Scripts for training/running models to generate a natural language sentence from a masked sentence (c.f. MaskGAN, Text infilling, etc.).
For example, given he [###] another [###] as governor [###] [###] .
,
a trained model generated samples, he was another lieutenant as governor of <unk>.
or he defined another seminary as governor of somerset.
(btw, its original sentence is he sought another term as governor in 1927.
).
You can use any dataset files, which have a tokenized sentence per line.
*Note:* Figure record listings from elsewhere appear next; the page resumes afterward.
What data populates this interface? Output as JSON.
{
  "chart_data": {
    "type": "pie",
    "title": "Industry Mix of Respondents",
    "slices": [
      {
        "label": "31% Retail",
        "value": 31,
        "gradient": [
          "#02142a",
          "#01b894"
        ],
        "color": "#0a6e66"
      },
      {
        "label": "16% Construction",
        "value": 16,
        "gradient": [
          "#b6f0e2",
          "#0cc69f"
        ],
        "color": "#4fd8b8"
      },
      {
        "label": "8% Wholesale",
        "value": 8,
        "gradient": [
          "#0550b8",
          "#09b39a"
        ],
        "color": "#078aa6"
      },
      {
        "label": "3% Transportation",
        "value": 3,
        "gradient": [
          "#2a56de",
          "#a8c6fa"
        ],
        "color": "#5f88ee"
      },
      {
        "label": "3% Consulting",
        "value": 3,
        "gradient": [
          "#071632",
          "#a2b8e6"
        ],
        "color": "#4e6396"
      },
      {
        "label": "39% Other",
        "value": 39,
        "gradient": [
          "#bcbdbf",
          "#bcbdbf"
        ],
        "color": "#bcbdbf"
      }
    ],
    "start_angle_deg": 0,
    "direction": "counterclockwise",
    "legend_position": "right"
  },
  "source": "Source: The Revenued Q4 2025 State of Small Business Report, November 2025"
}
If you just want to test a model, one sample dataset is the Wikitext103 dataset. You can use it as follows.
# download wikitext
sh prepare_rawwikitext.sh
# segment text by sentence boundaries
PYTHONIOENCODING=utf-8 python preprocess_nltk_for_wikiraw.py -d datasets/wikitext-103-raw/wiki.train.raw > datasets/wikitext-103-raw/wiki.train.tokens
PYTHONIOENCODING=utf-8 python preprocess_nltk_for_wikiraw.py -d datasets/wikitext-103-raw/wiki.valid.raw > datasets/wikitext-103-raw/wiki.valid.tokens
python construct_vocab.py --data datasets/wikitext-103-raw/wiki.train.tokens -t 100 -s datasets/wikitext-103-raw/vocab.t100.json
mkdir logs
mkdir outs
python -u train.py -g 0 --train datasets/wikitext-103-raw/wiki.train.tokens --valid datasets/wikitext-103-raw/wiki.valid.tokens --vocab datasets/wikitext-103-raw/vocab.t100.json -u 256 --layer 1 --dropout 0.1 --batchsize 128 --lr 1e-3 --out outs/v1.u256 | tee logs/v1.u256
SNLI is the dataset.
An generated example:
@label entailment
@cond: a woman , wearing a white shirt and green shorts , sitting on a rock in a beautiful body of water .
@MASK: the woman ###### ####### ######## ##### .
@PREm: the woman is wearing a shirt . (greedy generation)
@PREr: the woman enjoys rocks near water . (sampling)
@GOLD: the woman is not standing up .
Usage:
# Download
cd datasets
curl https://nlp.stanford.edu/projects/snli/snli_1.0.zip -o snli_1.0.zip
unzip snli_1.0.zip
cd ..
# Make a flattened sentence file
# e.g.
less datasets/snli_1.0/snli_1.0_train.txt | cut -f2 | cat <(less datasets/snli_1.0/snli_1.0_train.txt | cut -f3) | sed -E 's/\)//g' | sed -E 's/\(//g' > datasets/snli_1.0/snli_1.0_train.txt.sents
# construct vocab
python construct_vocab.py --data datasets/snli_1.0/snli_1.0_train.txt.sents -t 2 -s datasets/snli_1.0/vocab.t2.json
# Train
python -u train.py -g 0 --train datasets/snli_1.0/snli_1.0_train.txt --valid datasets/snli_1.0/snli_1.0_dev.txt --vocab datasets/snli_1.0/vocab.t2.json -u 512 --layer 1 --epoch 40 --dropout 0.2 --batchsize 128 --lr 1e-3 --out outs/snli.u512 --snli | tee logs/snli.u512
Let's sample:
python -u generate.py -g 0 --vocab datasets/snli_1.0/vocab.t2.json -u 512 --layer 1 --resume outs/snli.u512/best_model.npz
MIT License. Please see the LICENSE file for details.